Hawaiʻi Nonprofit Leverages Farming To Serve Homeless And Disabled

Food & Drink

At 10 a.m., the hot sun already has spilled in over the Waiʻanae Range, warming up the notoriously toasty Lualualei Valley. Tour guide Kristen Jamieson welcomes a group of servers and cooks from a local restaurant who have driven an hour from town for a tour of Kahumana Farms. 

Soon this group will meet the farm’s chickens, learn about its nutrient-dense (and painstaking to manage) soil – vertisol – and sample sweet carrots freshly ripped from the ground. 

But only after Jamieson explains the mission that the farm powers.  

Kahumana Farms, officially called Alternative Structures International, uses farming to help the people in its community who need it most. The nonprofit organization operates nourishing ventures to fund impactful programs to fulfill its overall mission: to create healthy communities by creating healthy people. Its sustainable and continually evolving model can inspire aspiring or struggling nonprofits worldwide to achieve service and success. 

After covering its costs, Kahumana Farms uses the profits from its social ventures – its farm, tours, retreat center and café – to provide various social programs for the homeless and disabled. In essence, everything is tied to the farm, which creates a culturally and spiritually rich platform for multiple opportunities. 

Government grants and Department of Housing and Urban Development and Medicaid Waiver programs supplement its social programs and new projects.

When the organization was first assessing how to drive its mission, it identified farming as a critical component. Farming could accomplish various aims, including empowering people to get grounded and to reconnect with the land. 

The 31-acre certified organic farm produced an estimated 100,000 pounds of food for the local community in 2019, retreat manager and event coordinator Jordon Joern said.

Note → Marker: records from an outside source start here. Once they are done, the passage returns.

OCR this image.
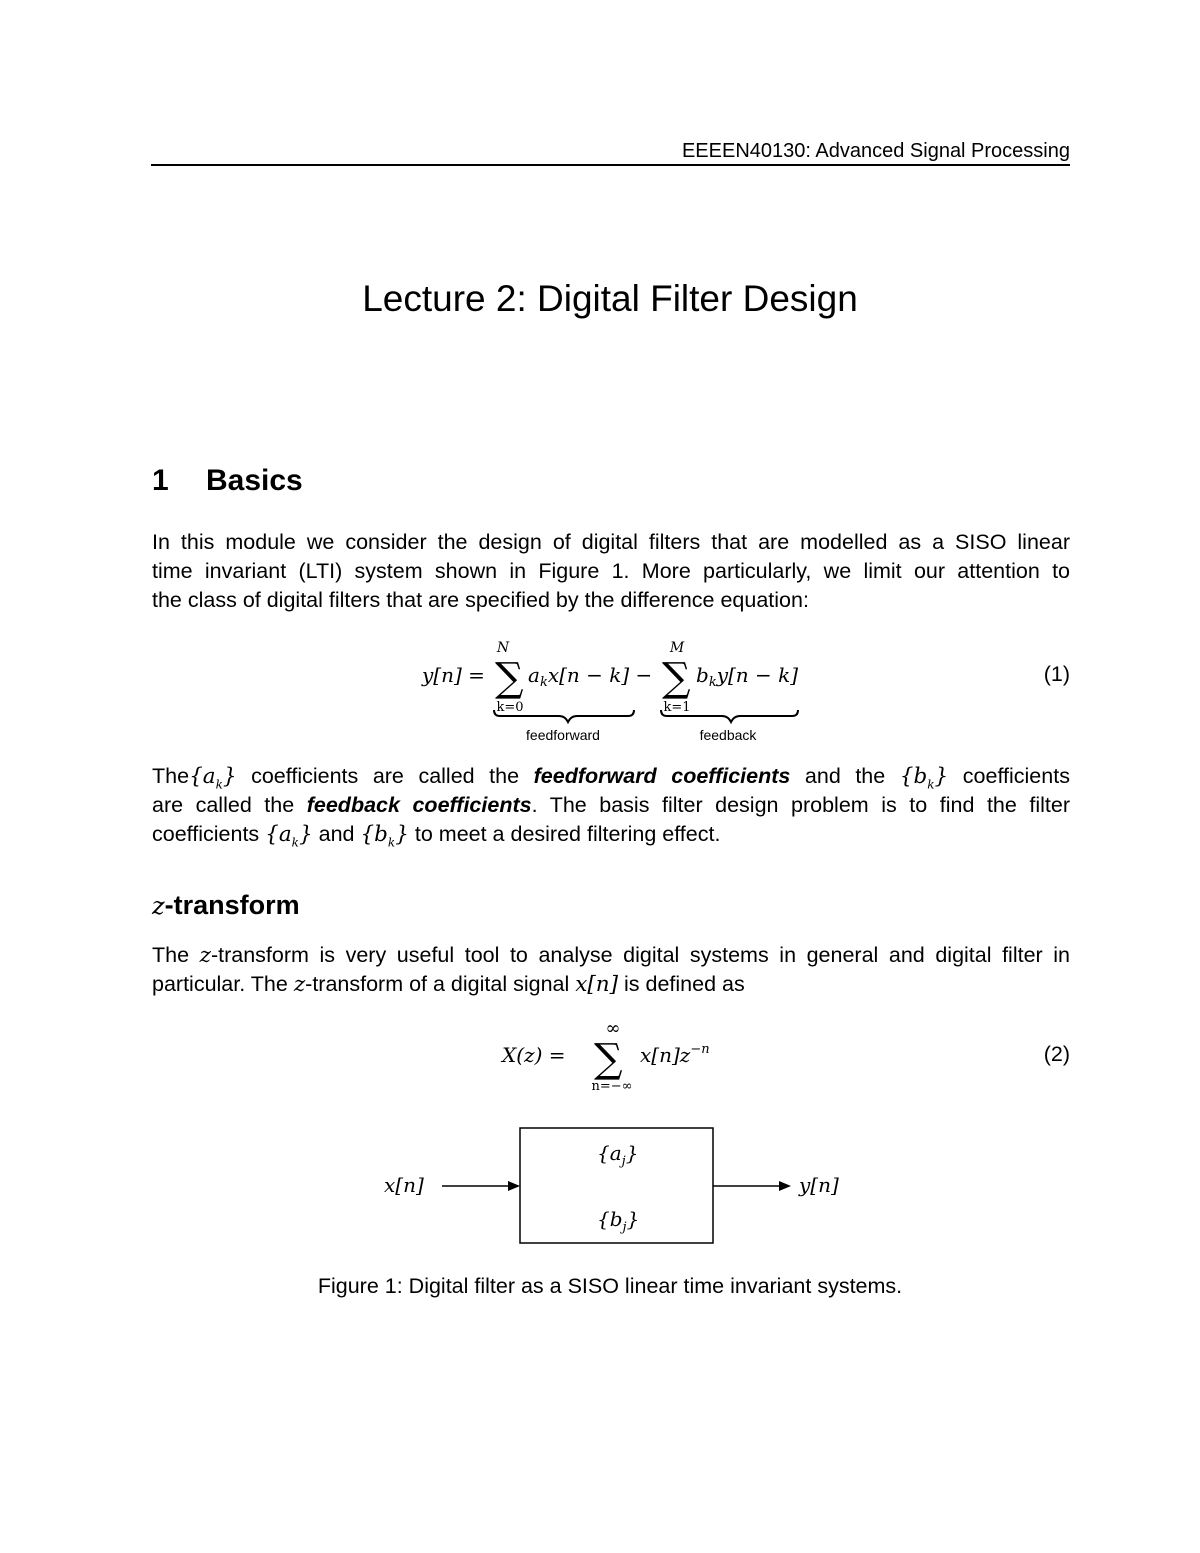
EEEEN40130: Advanced Signal Processing
Lecture 2: Digital Filter Design
1 Basics
In this module we consider the design of digital filters that are modelled as a SISO linear
time invariant (LTI) system shown in Figure 1. More particularly, we limit our attention to
the class of digital filters that are specified by the difference equation:
y[n] =
N
∑
k=0
$a_kx[n - k]$ −
M
∑
k=1
$b_ky[n - k]$
feedforward	feedback
(1)
$The\{a_k\}$ coefficients are called the feedforward coefficients and the $\{b_k\}$ coefficients
are called the feedback coefficients. The basis filter design problem is to find the filter
coefficients $\{a_k\}$ and $\{b_k\}$ to meet a desired filtering effect.
z-transform
The z-transform is very useful tool to analyse digital systems in general and digital filter in
particular. The z-transform of a digital signal x[n] is defined as
X(z) =
∞
∑
n=−∞
$x[n]z^{-n}$	(2)
x[n]	y[n]
$\{a_j\}$
$\{b_j\}$
Figure 1: Digital filter as a SISO linear time invariant systems.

The farm’s regenerative farming practices enrich the soil, sequester carbon, and produce nutritious, chemical-free food. It also employs homeless and disabled people as well as teaches them job and nutrition skills. 

“We are a farm-based community working with homelessness and people with disabilities,” said Christian Zuckerman, farm manager and director of social ventures. “That’s always been at the heart of our organization.” 

Part of the beauty of Kahumana Farms’ mission is that it allows the organization to focus on many areas of need, Zuckerman said. 

The result is an impressive web of social ventures and programs that are seamlessly woven together to serve the community:

The organization’s farm hub offers aspiring local farmers and backyard growers an outlet to sell their crops at a price higher than what they would receive from a grocery store. 

It also organizes a variety of events, such as an annual farm festival and seed exchange and the quarterly “Feast For Farms” fundraiser dinners that highlight local chefs and auction goods and experiences donated by local businesses to support the farm and its social programs.

A 30-person retreat center hosts farm tours and wellness retreats. People from all over the world can come experience what it is like to live on a farm. They can eat breakfast with the farmers in the morning, take a tour and volunteer on the farm in the afternoon, and see up close the machine that runs the farm’s programs. 

For example, local yoga teacher Yoko Fujiwara draws groups from Japan multiple times a year to practice ashtanga yoga on a sustainable farm. 

Open for lunch and dinner Tuesday through Saturday, the farm cafe offers a Mediterranean-inspired menu using ingredients freshly harvested from the farm. Hummus and pita plates; hearty soups of the day; and large salads brimming with its special mix of mustard greens, kale, tatsoi and amaranth, topped with shaved watermelon radish and golden beets, and served with toasted bread from a local bakery are common offerings.

The farm combines its profits with the government funding to run its social programs:

The organization has constructed 48 homes for the homeless in a complex that includes a community center, child care and job coaching. It also manages an additional 80 units of transitional housing nearby. It operates a commercial kitchen that pumps out 900 school lunches a day for low-income children on the Leeward Coast. 

Moreover, it runs two learning centers for the developmentally disabled – one at Kahumana Farms and the other in Kailua. It also offers a buddy program called Personal Assistance and Behavior that assists disabled adults with running errands and performing daily household chores while giving them a friendly pal to connect with.

You can learn more about the nonprofit’s journey and impact since 1974 here

Inspiring missions attract inspiring staff. Behind Kahumana Farms’ model is a group of selfless beings who live to nurture the land and its people. Zuckerman encourages nonprofits to establish a mission that can entice dedicated and passionate individuals to keep propelling it forward.

For a remote strip of islands that constantly is thinking about ways to increase food security and to help one another, this model nurtures both. In addition to nourishing its community, Kahumana Farms offers inspiration for nonprofits in Hawaiʻi and around the world.